Millennials: Surprisingly Steady
Millennials, often stereotyped as financially stretched, actually come out looking the most retirement-ready in this report. Nearly half (47%) said they’re fully confident they’ll retire comfortably, and just 31% reported ever tapping their retirement funds—far below Gen Z.
Contribution habits also differ sharply by age. While most employees are setting aside between 6% and 15% of their salary, Gen X and Gen Z are more likely to undersave, with 20% and 37% respectively contributing 5% or less. Boomers, meanwhile, are making the most of their final working years, with just 6% contributing at those lower levels.
Why Employers Should Care
The report frames financial wellness as more than just a personal issue. For employers, retirement insecurity translates to delayed retirements, disengaged workers, and increased pressure on HR benefits. Financial wellness offerings—such as payroll-linked savings, debt support programs, and better retirement education—are fast becoming a competitive edge.

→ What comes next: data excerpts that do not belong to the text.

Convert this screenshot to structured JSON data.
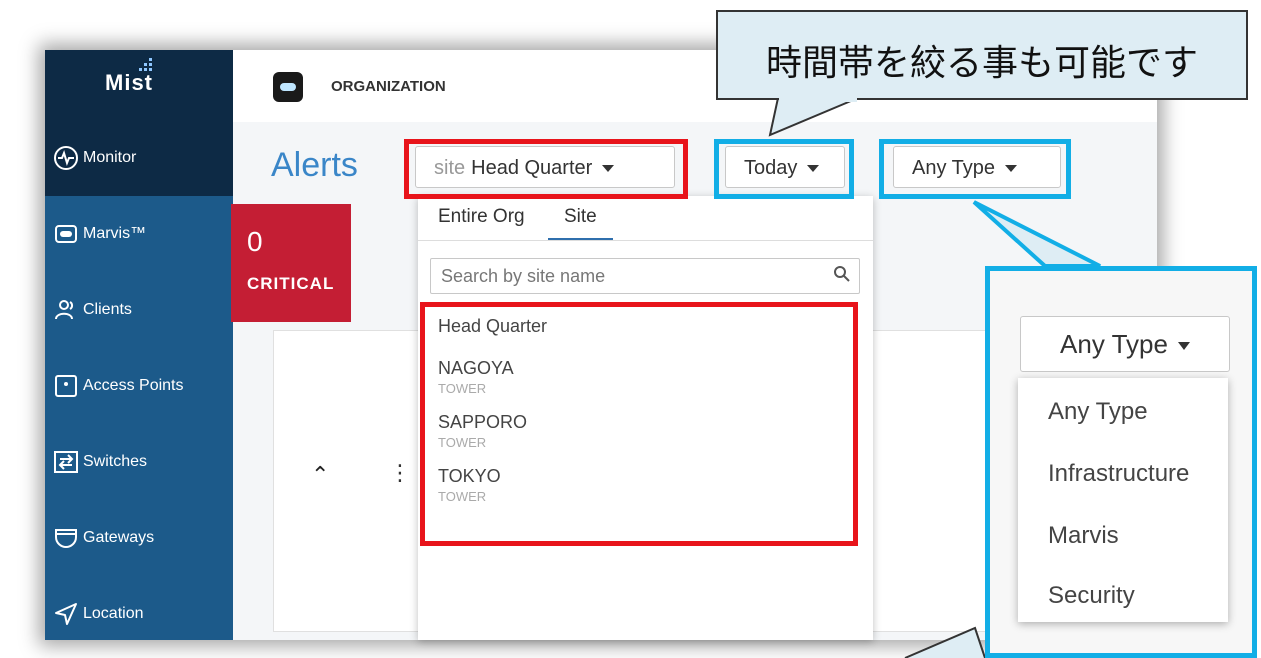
{
  "sidebar": {
    "logo": "Mist",
    "items": [
      {
        "label": "Monitor",
        "icon": "pulse-icon"
      },
      {
        "label": "Marvis™",
        "icon": "marvis-icon"
      },
      {
        "label": "Clients",
        "icon": "users-icon"
      },
      {
        "label": "Access Points",
        "icon": "access-point-icon"
      },
      {
        "label": "Switches",
        "icon": "switch-icon"
      },
      {
        "label": "Gateways",
        "icon": "gateway-icon"
      },
      {
        "label": "Location",
        "icon": "location-arrow-icon"
      }
    ]
  },
  "header": {
    "org_label": "ORGANIZATION"
  },
  "main": {
    "title": "Alerts",
    "site_filter": {
      "prefix": "site",
      "value": "Head Quarter"
    },
    "time_filter": {
      "value": "Today"
    },
    "type_filter": {
      "value": "Any Type"
    },
    "critical": {
      "count": "0",
      "label": "CRITICAL"
    }
  },
  "site_menu": {
    "tabs": [
      "Entire Org",
      "Site"
    ],
    "active_tab": "Site",
    "search_placeholder": "Search by site name",
    "sites": [
      {
        "name": "Head Quarter",
        "sub": ""
      },
      {
        "name": "NAGOYA",
        "sub": "TOWER"
      },
      {
        "name": "SAPPORO",
        "sub": "TOWER"
      },
      {
        "name": "TOKYO",
        "sub": "TOWER"
      }
    ]
  },
  "callout": {
    "text": "時間帯を絞る事も可能です"
  },
  "type_menu": {
    "selected": "Any Type",
    "options": [
      "Any Type",
      "Infrastructure",
      "Marvis",
      "Security"
    ]
  },
  "colors": {
    "highlight_red": "#e8141b",
    "highlight_blue": "#12aee6",
    "critical": "#c41e34",
    "sidebar": "#1c5a8a"
  }
}
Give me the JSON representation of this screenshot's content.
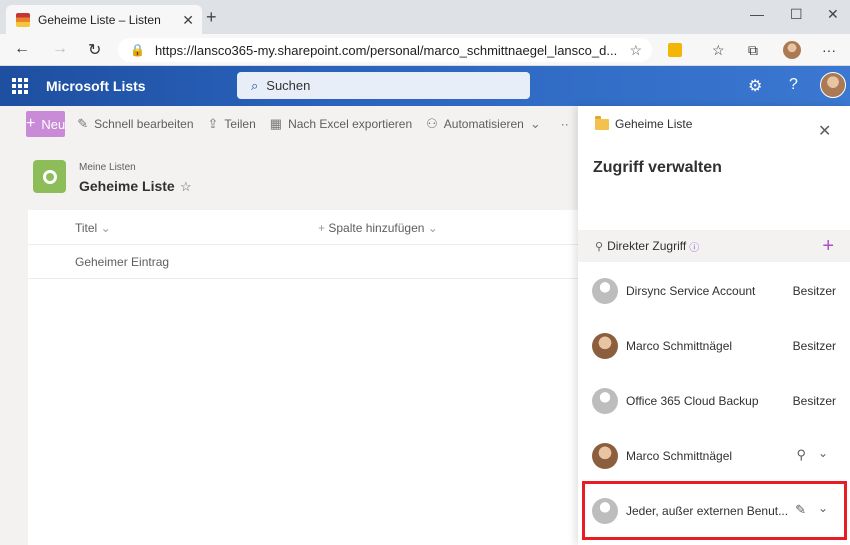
{
  "browser": {
    "tab_title": "Geheime Liste – Listen",
    "tab_close": "✕",
    "new_tab": "+",
    "url": "https://lansco365-my.sharepoint.com/personal/marco_schmittnaegel_lansco_d...",
    "window_controls": {
      "minimize": "—",
      "maximize": "☐",
      "close": "✕"
    }
  },
  "suite": {
    "app_name": "Microsoft Lists",
    "search_placeholder": "Suchen",
    "help_label": "?"
  },
  "commands": {
    "new_label": "Neu",
    "quick_edit": "Schnell bearbeiten",
    "share": "Teilen",
    "export_excel": "Nach Excel exportieren",
    "automate": "Automatisieren",
    "more": "··"
  },
  "list": {
    "breadcrumb": "Meine Listen",
    "title": "Geheime Liste",
    "columns": {
      "title": "Titel",
      "add_column": "Spalte hinzufügen"
    },
    "rows": [
      {
        "title": "Geheimer Eintrag"
      }
    ]
  },
  "panel": {
    "context_folder": "Geheime Liste",
    "heading": "Zugriff verwalten",
    "section_label": "Direkter Zugriff",
    "people": [
      {
        "name": "Dirsync Service Account",
        "role": "Besitzer",
        "avatar": "generic"
      },
      {
        "name": "Marco Schmittnägel",
        "role": "Besitzer",
        "avatar": "photo"
      },
      {
        "name": "Office 365 Cloud Backup",
        "role": "Besitzer",
        "avatar": "generic"
      },
      {
        "name": "Marco Schmittnägel",
        "role": "",
        "avatar": "photo",
        "icon": "person-edit-icon"
      },
      {
        "name": "Jeder, außer externen Benut...",
        "role": "",
        "avatar": "generic",
        "icon": "edit-off-icon"
      }
    ]
  },
  "colors": {
    "suite_bar": "#2a63bd",
    "new_button": "#c98ad7",
    "accent_purple": "#b04ec6",
    "highlight_red": "#e81c24"
  }
}
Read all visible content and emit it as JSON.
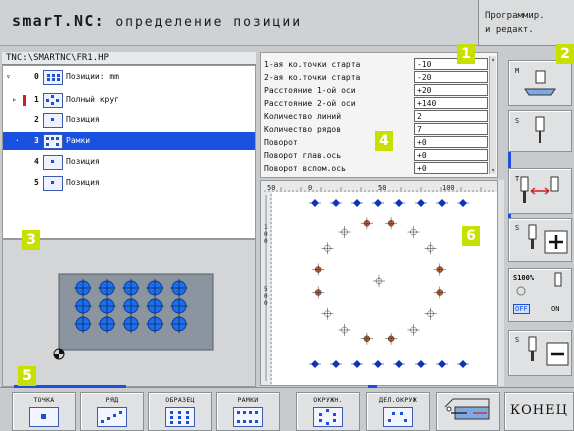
{
  "title_main": "smarT.NC:",
  "title_sub": "определение позиции",
  "mode_lines": [
    "Программир.",
    "и редакт."
  ],
  "path": "TNC:\\SMARTNC\\FR1.HP",
  "tree": [
    {
      "num": "0",
      "label": "Позиции: mm",
      "expander": "▿"
    },
    {
      "num": "1",
      "label": "Полный круг",
      "expander": "▹"
    },
    {
      "num": "2",
      "label": "Позиция",
      "expander": ""
    },
    {
      "num": "3",
      "label": "Рамки",
      "expander": "·"
    },
    {
      "num": "4",
      "label": "Позиция",
      "expander": ""
    },
    {
      "num": "5",
      "label": "Позиция",
      "expander": ""
    }
  ],
  "form": [
    {
      "label": "1-ая ко.точки старта",
      "value": "-10"
    },
    {
      "label": "2-ая ко.точки старта",
      "value": "-20"
    },
    {
      "label": "Расстояние 1-ой оси",
      "value": "+20"
    },
    {
      "label": "Расстояние 2-ой оси",
      "value": "+140"
    },
    {
      "label": "Количество линий",
      "value": "2"
    },
    {
      "label": "Количество рядов",
      "value": "7"
    },
    {
      "label": "Поворот",
      "value": "+0"
    },
    {
      "label": "Поворот глав.ось",
      "value": "+0"
    },
    {
      "label": "Поворот вспом.ось",
      "value": "+0"
    }
  ],
  "ruler_ticks": [
    "50",
    "0",
    "50",
    "100"
  ],
  "left_ruler": [
    "1",
    "0",
    "0",
    "5",
    "0",
    "0"
  ],
  "right_keys": {
    "m": "M",
    "s1": "S",
    "t": "T",
    "s2": "S",
    "s100": "S100%",
    "off": "OFF",
    "on": "ON",
    "s3": "S"
  },
  "bottom_keys": [
    "ТОЧКА",
    "РЯД",
    "ОБРАЗЕЦ",
    "РАМКИ",
    "ОКРУЖН.",
    "ДЕЛ.ОКРУЖ",
    "",
    "КОНЕЦ"
  ],
  "badges": [
    "1",
    "2",
    "3",
    "4",
    "5",
    "6"
  ],
  "colors": {
    "accent_blue": "#1a50e0",
    "badge_green": "#c8e000",
    "hole_blue": "#1b6ff0"
  }
}
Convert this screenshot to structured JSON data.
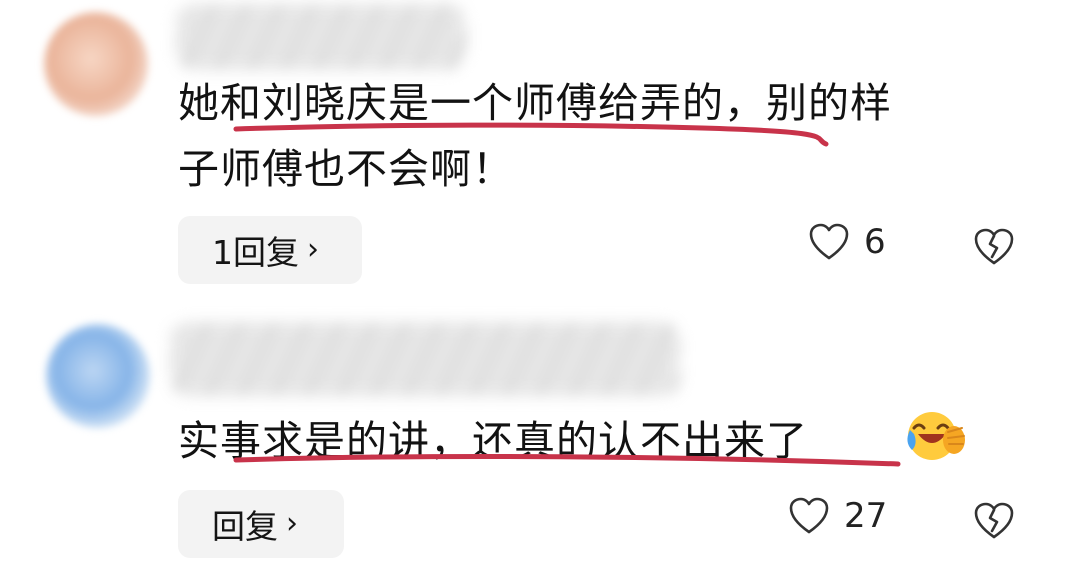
{
  "comments": [
    {
      "text_line1": "她和刘晓庆是一个师傅给弄的，别的样",
      "text_line2": "子师傅也不会啊！",
      "reply_label": "1回复",
      "like_count": "6"
    },
    {
      "text_line1": "实事求是的讲，还真的认不出来了",
      "emoji": "laughing-crying-emoji",
      "reply_label": "回复",
      "like_count": "27"
    }
  ],
  "icons": {
    "like": "heart-outline-icon",
    "dislike": "broken-heart-icon",
    "reply_chevron": "chevron-right-icon"
  },
  "colors": {
    "underline": "#c8334a",
    "reply_bg": "#f3f3f3",
    "icon": "#333333"
  }
}
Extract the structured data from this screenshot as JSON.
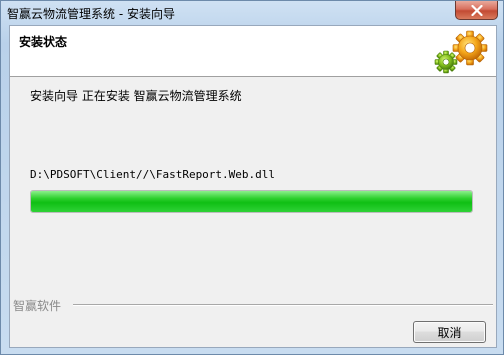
{
  "window": {
    "title": "智赢云物流管理系统 - 安装向导",
    "close_icon": "close-icon"
  },
  "header": {
    "title": "安装状态",
    "icon": "gears-icon",
    "gear_colors": [
      "#f3a21b",
      "#7fbf1e"
    ]
  },
  "main": {
    "status_text": "安装向导 正在安装 智赢云物流管理系统",
    "current_file": "D:\\PDSOFT\\Client//\\FastReport.Web.dll",
    "progress": 1.0,
    "progress_color": "#14c31a"
  },
  "footer": {
    "brand": "智赢软件",
    "cancel_label": "取消"
  }
}
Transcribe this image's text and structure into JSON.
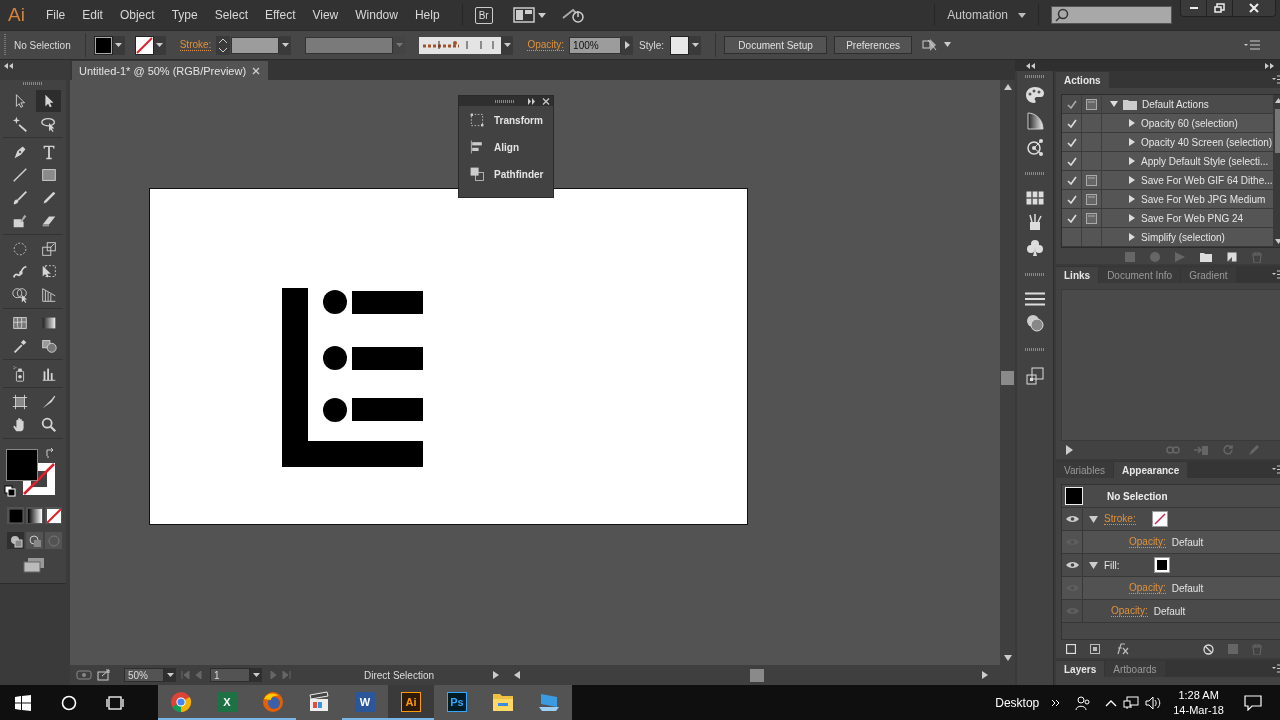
{
  "app": {
    "logo": "Ai",
    "menus": [
      "File",
      "Edit",
      "Object",
      "Type",
      "Select",
      "Effect",
      "View",
      "Window",
      "Help"
    ],
    "bridge": "Br",
    "workspace": "Automation"
  },
  "control_bar": {
    "selection": "No Selection",
    "stroke_label": "Stroke:",
    "opacity_label": "Opacity:",
    "opacity": "100%",
    "style_label": "Style:",
    "buttons": [
      "Document Setup",
      "Preferences"
    ]
  },
  "document_tab": {
    "title": "Untitled-1* @ 50% (RGB/Preview)",
    "selected": true
  },
  "tools": [
    {
      "kind": "selection",
      "selected": false
    },
    {
      "kind": "direct-selection",
      "selected": true
    },
    {
      "kind": "magic-wand",
      "selected": false
    },
    {
      "kind": "lasso",
      "selected": false
    },
    {
      "kind": "pen",
      "selected": false
    },
    {
      "kind": "type",
      "selected": false
    },
    {
      "kind": "line",
      "selected": false
    },
    {
      "kind": "rectangle",
      "selected": false
    },
    {
      "kind": "paintbrush",
      "selected": false
    },
    {
      "kind": "pencil",
      "selected": false
    },
    {
      "kind": "shaper",
      "selected": false
    },
    {
      "kind": "eraser",
      "selected": false
    },
    {
      "kind": "rotate",
      "selected": false
    },
    {
      "kind": "scale",
      "selected": false
    },
    {
      "kind": "width",
      "selected": false
    },
    {
      "kind": "free-transform",
      "selected": false
    },
    {
      "kind": "shape-builder",
      "selected": false
    },
    {
      "kind": "perspective",
      "selected": false
    },
    {
      "kind": "mesh",
      "selected": false
    },
    {
      "kind": "gradient",
      "selected": false
    },
    {
      "kind": "eyedropper",
      "selected": false
    },
    {
      "kind": "blend",
      "selected": false
    },
    {
      "kind": "symbol-sprayer",
      "selected": false
    },
    {
      "kind": "graph",
      "selected": false
    },
    {
      "kind": "artboard",
      "selected": false
    },
    {
      "kind": "slice",
      "selected": false
    },
    {
      "kind": "hand",
      "selected": false
    },
    {
      "kind": "zoom",
      "selected": false
    }
  ],
  "floating_panel": {
    "items": [
      {
        "kind": "transform",
        "label": "Transform"
      },
      {
        "kind": "align",
        "label": "Align"
      },
      {
        "kind": "pathfinder",
        "label": "Pathfinder"
      }
    ]
  },
  "status_bar": {
    "zoom": "50%",
    "artboard": "1",
    "tool": "Direct Selection"
  },
  "actions_panel": {
    "tabs": [
      {
        "label": "Actions",
        "selected": true
      }
    ],
    "rows": [
      {
        "kind": "set",
        "label": "Default Actions",
        "checked": true,
        "dialog": true,
        "expanded": true
      },
      {
        "kind": "action",
        "label": "Opacity 60 (selection)",
        "checked": true,
        "dialog": false,
        "expanded": false
      },
      {
        "kind": "action",
        "label": "Opacity 40 Screen (selection)",
        "checked": true,
        "dialog": false,
        "expanded": false
      },
      {
        "kind": "action",
        "label": "Apply Default Style (selecti...",
        "checked": true,
        "dialog": false,
        "expanded": false
      },
      {
        "kind": "action",
        "label": "Save For Web GIF 64 Dithe...",
        "checked": true,
        "dialog": true,
        "expanded": false
      },
      {
        "kind": "action",
        "label": "Save For Web JPG Medium",
        "checked": true,
        "dialog": true,
        "expanded": false
      },
      {
        "kind": "action",
        "label": "Save For Web PNG 24",
        "checked": true,
        "dialog": true,
        "expanded": false
      },
      {
        "kind": "action",
        "label": "Simplify (selection)",
        "checked": false,
        "dialog": false,
        "expanded": false
      }
    ]
  },
  "links_panel": {
    "tabs": [
      {
        "label": "Links",
        "selected": true
      },
      {
        "label": "Document Info",
        "selected": false
      },
      {
        "label": "Gradient",
        "selected": false
      }
    ]
  },
  "appearance_panel": {
    "tabs": [
      {
        "label": "Variables",
        "selected": false
      },
      {
        "label": "Appearance",
        "selected": true
      }
    ],
    "title": "No Selection",
    "rows": [
      {
        "kind": "stroke",
        "label": "Stroke:",
        "linked": true,
        "expanded": true,
        "children": [
          {
            "kind": "opacity",
            "label": "Opacity:",
            "value": "Default",
            "linked": true
          }
        ]
      },
      {
        "kind": "fill",
        "label": "Fill:",
        "linked": false,
        "expanded": true,
        "children": [
          {
            "kind": "opacity",
            "label": "Opacity:",
            "value": "Default",
            "linked": true
          }
        ]
      },
      {
        "kind": "opacity",
        "label": "Opacity:",
        "value": "Default",
        "linked": true
      }
    ]
  },
  "layers_panel": {
    "tabs": [
      {
        "label": "Layers",
        "selected": true
      },
      {
        "label": "Artboards",
        "selected": false
      }
    ]
  },
  "taskbar": {
    "apps": [
      {
        "kind": "chrome",
        "running": true,
        "selected": false
      },
      {
        "kind": "excel",
        "label": "X",
        "running": true,
        "selected": false
      },
      {
        "kind": "firefox",
        "running": true,
        "selected": false
      },
      {
        "kind": "video",
        "running": false,
        "selected": false
      },
      {
        "kind": "word",
        "label": "W",
        "running": true,
        "selected": false
      },
      {
        "kind": "illustrator",
        "label": "Ai",
        "running": true,
        "selected": true
      },
      {
        "kind": "photoshop",
        "label": "Ps",
        "running": false,
        "selected": false
      },
      {
        "kind": "explorer",
        "running": false,
        "selected": false
      },
      {
        "kind": "monitor",
        "running": false,
        "selected": false
      }
    ],
    "desktop": "Desktop",
    "time": "1:28 AM",
    "date": "14-Mar-18"
  }
}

Payroll Integrations, a company specializing in benefit automation technology, is betting on this shift. By connecting payroll systems directly with retirement plan providers, the company aims to simplify saving and boost participation at scale.
The second part of Payroll Integrations’ report, expected later this year, will explore employer perspectives and strategies for supporting employee financial health.